Hind, co-fondatrice de Wemind, aborde aujourd’hui la question de la prévoyance chez les freelances.

La plupart des freelances ont une mutuelle, ce qui est une bonne chose, mais ceux qui ont une couverture arrêt maladie (autrement appelée prévoyance) sont rares. Or, comme nous l’avons vu dans l’article précédent, en cas d’arrêt maladie prolongé, un freelance peut se retrouver au RSA du jour au lendemain.

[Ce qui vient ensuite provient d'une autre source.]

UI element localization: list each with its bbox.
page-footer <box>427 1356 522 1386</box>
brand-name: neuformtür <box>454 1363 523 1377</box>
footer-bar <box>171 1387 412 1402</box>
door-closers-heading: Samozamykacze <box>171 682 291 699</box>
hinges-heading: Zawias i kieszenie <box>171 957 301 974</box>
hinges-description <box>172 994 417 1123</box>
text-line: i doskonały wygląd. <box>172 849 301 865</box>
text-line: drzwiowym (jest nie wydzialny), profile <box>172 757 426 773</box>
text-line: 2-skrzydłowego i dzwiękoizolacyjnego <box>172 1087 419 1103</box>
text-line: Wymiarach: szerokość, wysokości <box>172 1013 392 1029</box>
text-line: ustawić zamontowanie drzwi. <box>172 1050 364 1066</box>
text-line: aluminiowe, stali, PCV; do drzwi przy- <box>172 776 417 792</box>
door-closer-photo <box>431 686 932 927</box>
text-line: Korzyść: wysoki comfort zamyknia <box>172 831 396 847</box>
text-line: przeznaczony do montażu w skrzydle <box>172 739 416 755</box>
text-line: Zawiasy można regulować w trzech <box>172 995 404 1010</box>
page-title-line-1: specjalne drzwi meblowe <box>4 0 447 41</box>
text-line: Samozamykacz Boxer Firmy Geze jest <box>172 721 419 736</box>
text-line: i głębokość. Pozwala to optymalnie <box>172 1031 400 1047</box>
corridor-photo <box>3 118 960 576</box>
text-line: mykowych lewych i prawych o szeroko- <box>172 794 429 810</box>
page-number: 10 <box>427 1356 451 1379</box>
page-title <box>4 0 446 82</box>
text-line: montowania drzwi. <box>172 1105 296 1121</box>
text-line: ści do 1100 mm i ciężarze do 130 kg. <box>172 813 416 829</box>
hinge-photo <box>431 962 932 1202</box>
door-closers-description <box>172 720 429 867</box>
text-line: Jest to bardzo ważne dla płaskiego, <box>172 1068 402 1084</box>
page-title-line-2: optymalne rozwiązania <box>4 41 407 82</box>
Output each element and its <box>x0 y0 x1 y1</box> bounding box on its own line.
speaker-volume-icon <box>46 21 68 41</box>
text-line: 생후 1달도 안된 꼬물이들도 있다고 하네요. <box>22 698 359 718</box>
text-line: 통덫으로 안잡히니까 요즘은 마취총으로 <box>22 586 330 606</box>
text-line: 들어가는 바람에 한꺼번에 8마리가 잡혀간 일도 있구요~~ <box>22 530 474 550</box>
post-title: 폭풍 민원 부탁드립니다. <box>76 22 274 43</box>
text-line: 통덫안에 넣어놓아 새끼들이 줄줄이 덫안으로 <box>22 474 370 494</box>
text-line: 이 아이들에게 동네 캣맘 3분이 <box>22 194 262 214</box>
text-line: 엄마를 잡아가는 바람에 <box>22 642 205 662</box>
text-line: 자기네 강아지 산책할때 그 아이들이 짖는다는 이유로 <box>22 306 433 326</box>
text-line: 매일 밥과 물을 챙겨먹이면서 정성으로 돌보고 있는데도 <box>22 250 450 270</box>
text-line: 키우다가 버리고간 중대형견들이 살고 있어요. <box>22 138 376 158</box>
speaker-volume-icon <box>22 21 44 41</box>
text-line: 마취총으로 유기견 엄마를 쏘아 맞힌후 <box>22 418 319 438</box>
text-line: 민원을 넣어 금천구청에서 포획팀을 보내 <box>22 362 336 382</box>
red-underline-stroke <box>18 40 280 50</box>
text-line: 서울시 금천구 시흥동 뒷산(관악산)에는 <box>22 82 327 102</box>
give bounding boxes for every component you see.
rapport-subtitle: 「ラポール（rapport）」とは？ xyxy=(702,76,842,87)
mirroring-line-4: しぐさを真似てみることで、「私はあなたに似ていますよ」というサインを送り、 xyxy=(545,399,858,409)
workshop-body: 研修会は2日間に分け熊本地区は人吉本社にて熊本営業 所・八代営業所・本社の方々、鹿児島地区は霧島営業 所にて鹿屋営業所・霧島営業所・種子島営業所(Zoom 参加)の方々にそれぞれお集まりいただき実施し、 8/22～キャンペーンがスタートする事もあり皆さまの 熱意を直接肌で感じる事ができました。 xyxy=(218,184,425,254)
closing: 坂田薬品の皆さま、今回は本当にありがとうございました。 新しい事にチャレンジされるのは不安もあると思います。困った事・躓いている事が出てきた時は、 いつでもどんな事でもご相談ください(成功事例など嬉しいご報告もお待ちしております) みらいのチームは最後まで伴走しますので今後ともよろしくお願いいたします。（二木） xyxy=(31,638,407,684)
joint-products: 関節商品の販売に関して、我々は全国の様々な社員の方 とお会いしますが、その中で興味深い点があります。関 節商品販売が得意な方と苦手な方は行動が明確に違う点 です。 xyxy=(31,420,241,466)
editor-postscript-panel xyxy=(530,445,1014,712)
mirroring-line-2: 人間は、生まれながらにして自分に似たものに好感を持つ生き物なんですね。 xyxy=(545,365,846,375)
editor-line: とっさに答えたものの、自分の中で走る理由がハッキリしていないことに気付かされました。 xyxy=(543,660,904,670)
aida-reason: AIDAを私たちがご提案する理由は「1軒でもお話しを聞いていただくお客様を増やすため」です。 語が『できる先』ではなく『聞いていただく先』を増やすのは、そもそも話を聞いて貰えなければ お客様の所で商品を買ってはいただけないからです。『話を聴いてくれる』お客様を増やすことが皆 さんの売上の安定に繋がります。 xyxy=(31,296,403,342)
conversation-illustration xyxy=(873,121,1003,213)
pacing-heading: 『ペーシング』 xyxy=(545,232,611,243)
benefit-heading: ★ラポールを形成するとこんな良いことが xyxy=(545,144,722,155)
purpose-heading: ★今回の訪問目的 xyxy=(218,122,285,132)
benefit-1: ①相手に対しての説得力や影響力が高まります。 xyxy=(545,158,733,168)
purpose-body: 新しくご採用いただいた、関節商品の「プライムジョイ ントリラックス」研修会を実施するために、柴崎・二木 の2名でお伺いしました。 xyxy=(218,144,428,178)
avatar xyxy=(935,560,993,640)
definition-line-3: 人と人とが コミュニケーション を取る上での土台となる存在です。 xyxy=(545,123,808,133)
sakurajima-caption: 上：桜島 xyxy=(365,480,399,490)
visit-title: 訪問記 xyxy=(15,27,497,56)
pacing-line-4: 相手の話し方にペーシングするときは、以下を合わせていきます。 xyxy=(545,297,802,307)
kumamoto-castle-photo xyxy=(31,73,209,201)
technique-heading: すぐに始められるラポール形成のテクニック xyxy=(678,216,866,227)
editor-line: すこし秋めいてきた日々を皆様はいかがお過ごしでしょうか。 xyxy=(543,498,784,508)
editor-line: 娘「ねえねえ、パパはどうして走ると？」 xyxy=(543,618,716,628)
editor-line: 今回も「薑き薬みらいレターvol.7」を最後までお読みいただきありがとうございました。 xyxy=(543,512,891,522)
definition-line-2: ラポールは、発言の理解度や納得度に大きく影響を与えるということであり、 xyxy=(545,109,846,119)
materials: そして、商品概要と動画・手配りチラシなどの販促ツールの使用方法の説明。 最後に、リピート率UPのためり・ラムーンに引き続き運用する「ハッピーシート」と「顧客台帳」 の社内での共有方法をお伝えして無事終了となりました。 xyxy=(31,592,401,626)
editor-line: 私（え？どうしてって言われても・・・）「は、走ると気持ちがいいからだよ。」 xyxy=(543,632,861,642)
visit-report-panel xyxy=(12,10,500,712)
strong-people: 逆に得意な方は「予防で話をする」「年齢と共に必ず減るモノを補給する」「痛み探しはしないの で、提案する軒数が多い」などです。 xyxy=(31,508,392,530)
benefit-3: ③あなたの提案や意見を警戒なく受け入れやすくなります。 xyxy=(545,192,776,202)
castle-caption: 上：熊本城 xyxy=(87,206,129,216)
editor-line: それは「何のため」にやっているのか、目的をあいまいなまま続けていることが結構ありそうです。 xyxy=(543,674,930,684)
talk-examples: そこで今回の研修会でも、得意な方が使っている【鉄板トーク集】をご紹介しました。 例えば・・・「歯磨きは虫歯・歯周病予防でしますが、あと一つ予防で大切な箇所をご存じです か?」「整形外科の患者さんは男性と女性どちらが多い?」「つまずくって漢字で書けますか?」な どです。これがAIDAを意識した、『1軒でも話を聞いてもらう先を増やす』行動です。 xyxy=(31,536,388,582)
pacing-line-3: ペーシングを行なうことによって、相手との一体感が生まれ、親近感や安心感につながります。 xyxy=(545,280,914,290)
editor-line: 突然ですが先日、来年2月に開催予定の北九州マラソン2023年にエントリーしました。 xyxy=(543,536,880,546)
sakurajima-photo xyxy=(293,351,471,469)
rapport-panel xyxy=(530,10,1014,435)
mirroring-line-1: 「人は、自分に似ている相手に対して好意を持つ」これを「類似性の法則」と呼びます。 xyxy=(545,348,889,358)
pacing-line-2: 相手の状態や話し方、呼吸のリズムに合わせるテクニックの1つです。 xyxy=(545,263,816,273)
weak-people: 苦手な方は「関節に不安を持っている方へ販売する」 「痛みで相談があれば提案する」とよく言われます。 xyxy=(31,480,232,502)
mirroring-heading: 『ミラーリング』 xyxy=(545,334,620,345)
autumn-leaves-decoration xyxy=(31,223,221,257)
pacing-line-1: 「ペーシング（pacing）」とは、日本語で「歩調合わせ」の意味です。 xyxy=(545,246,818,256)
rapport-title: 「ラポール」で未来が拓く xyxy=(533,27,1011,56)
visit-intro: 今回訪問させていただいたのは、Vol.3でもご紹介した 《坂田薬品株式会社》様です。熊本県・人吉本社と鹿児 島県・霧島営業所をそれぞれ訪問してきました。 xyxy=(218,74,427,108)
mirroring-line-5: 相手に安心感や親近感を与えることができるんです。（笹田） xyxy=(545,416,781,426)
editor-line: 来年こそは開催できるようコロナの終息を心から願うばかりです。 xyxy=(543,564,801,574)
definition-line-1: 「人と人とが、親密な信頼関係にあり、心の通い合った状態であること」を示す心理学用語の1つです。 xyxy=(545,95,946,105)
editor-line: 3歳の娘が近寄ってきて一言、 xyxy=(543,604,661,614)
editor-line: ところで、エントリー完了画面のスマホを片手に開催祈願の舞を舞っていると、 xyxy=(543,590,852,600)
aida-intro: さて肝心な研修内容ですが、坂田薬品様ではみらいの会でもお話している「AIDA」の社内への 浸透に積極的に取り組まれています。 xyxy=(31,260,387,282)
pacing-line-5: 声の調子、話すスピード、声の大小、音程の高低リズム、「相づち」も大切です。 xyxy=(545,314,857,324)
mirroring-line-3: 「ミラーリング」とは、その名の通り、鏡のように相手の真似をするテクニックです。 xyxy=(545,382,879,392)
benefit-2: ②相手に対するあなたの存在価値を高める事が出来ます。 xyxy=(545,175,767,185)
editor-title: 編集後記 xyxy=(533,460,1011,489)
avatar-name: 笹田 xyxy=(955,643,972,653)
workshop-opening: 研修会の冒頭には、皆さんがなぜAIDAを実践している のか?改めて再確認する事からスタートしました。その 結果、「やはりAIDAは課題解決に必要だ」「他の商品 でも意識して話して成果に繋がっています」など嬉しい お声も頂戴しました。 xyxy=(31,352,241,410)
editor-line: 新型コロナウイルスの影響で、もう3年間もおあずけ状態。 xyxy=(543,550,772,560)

La différence entre mutuelle et prévoyance :

  • La mutuelle rembourse les frais de santé
  • La prévoyance maintient les revenus

Pourquoi il est important de maintenir ses revenus :

Quand on est malade, on peut être immédiatement confronté à des dépenses imprévues en matière de santé : examens, hôpital, médicaments, kinésithérapie, rééducation… Il peut y en avoir pour des milliers d’euros, mais le régime obligatoire puis la mutuelle paieront une large part. En revanche, la perte de revenus n’est pas couverte par la Sécurité Sociale.

Exemple : un freelance gagne 2000€ par mois et a un accident grave

On peut voir que la courbe des dépenses de santé est élevée au début de l’arrêt maladie. C’est la période qui correspond à une hospitalisation et aux différents soins (kiné, pharmacie, etc…). Ensuite, les besoins en frais de santé vont finir par se stabiliser à quelques milliers d’euros par an. Quelques milliers d’euros représente une somme importante mais cette somme reste inférieure à la perte de revenus et peut être couverte par une bonne mutuelle.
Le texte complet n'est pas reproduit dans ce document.